One of the things that always fascinates me is how people think and how they go from a bunch of assumptions to their actual conclusion. And that path is often influenced by a thinking pattern.
There are 3 dangerous patterns that I’ve spotted with employees and Entrepreneurs, the 3 sibling-assassins of good ideas in a startup:
History — Authority — Ideals
To detect them, look for sentences that start like this:
- Remember when X…
- Y said…
- Because we’re Z…
Remember when X… Here you’re trying to find the example that validates what you’re doing. But the problem is that you and your company aren’t in the same situation. And what’s worse, I can find an example to justify pretty much any bad business decision. Your focus needs to be on your company and your situation today. Historical parallels are good to know, and to think about — but they can’t be used on their own to justify anything that you’re doing.
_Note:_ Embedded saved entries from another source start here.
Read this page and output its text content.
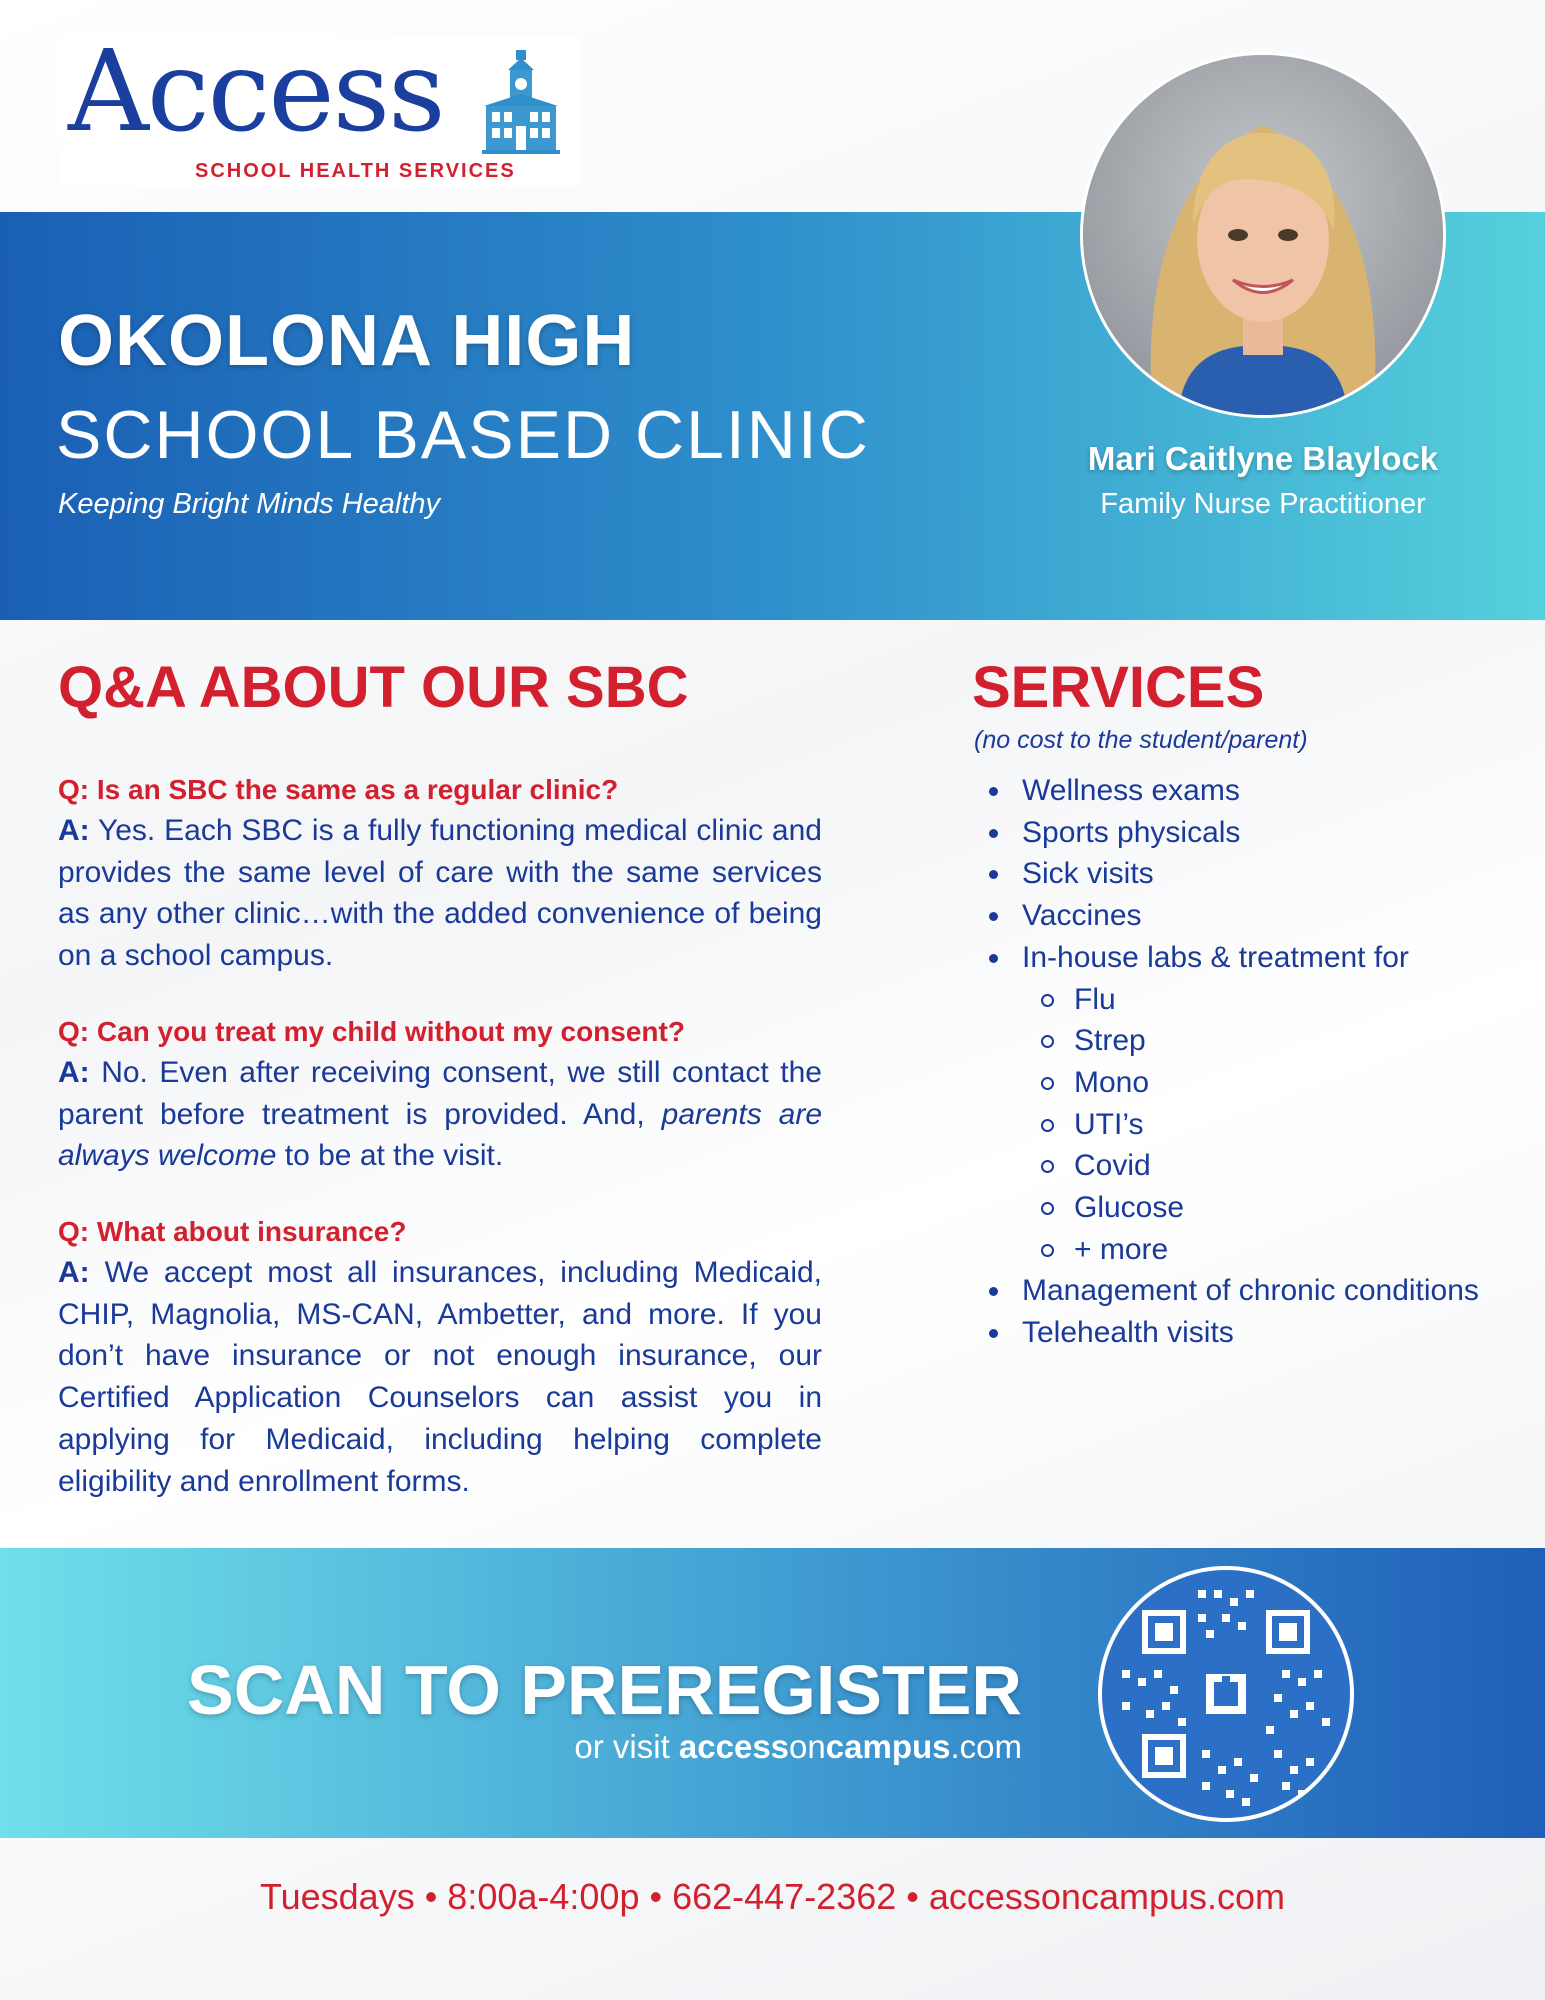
Access
SCHOOL HEALTH SERVICES
OKOLONA HIGH
SCHOOL BASED CLINIC
Keeping Bright Minds Healthy
Mari Caitlyne Blaylock
Family Nurse Practitioner
Q&A ABOUT OUR SBC
Q: Is an SBC the same as a regular clinic?
A: Yes. Each SBC is a fully functioning medical clinic and provides the same level of care with the same services as any other clinic…with the added convenience of being on a school campus.
Q: Can you treat my child without my consent?
A: No. Even after receiving consent, we still contact the parent before treatment is provided. And, parents are always welcome to be at the visit.
Q: What about insurance?
A: We accept most all insurances, including Medicaid, CHIP, Magnolia, MS-CAN, Ambetter, and more. If you don’t have insurance or not enough insurance, our Certified Application Counselors can assist you in applying for Medicaid, including helping complete eligibility and enrollment forms.
SERVICES
(no cost to the student/parent)
Wellness exams
Sports physicals
Sick visits
Vaccines
In-house labs & treatment for
Flu
Strep
Mono
UTI’s
Covid
Glucose
+ more
Management of chronic conditions
Telehealth visits
SCAN TO PREREGISTER
or visit accessoncampus.com
Tuesdays • 8:00a-4:00p • 662-447-2362 • accessoncampus.com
Plus, remember that for most of you, your memory isn’t your most powerful tool ;)
Y said… We’ve all read the biography of Steve Jobs, and Marc Andreessen gives great talks, and Paul Graham is one of our favorite authors. But this gets into the same question: do you use their knowledge as part of an active, flowing thought process? Or are you just using it to justify your decision? The first is good, the second is death.
The funny thing is that lots of people in Europe are famous for their critical minds. But taking everything for granted is just as stupid as taking nothing for granted. You need to exercise your judgement and build your confidence.
Because we’re Z… Everyone has a vision for their company. Elon Musk published Tesla’s masterplan, our Nicolas Colin described how TheFamily will become the Berkshire Hathaway of the 21st century. You need to know who you are. But don’t assume that who you are dictates what you do. If someone says, “Yeah, but we’re an investor, so we should…” I go into *WARNING* mode immediately. Like Sartre said, “existence precedes essence.”
History, Authority and Ideals should be part of you, but you can’t let them control you. And always remember that this is important not just for you, but it’s also something you need to enforce with all of your team members.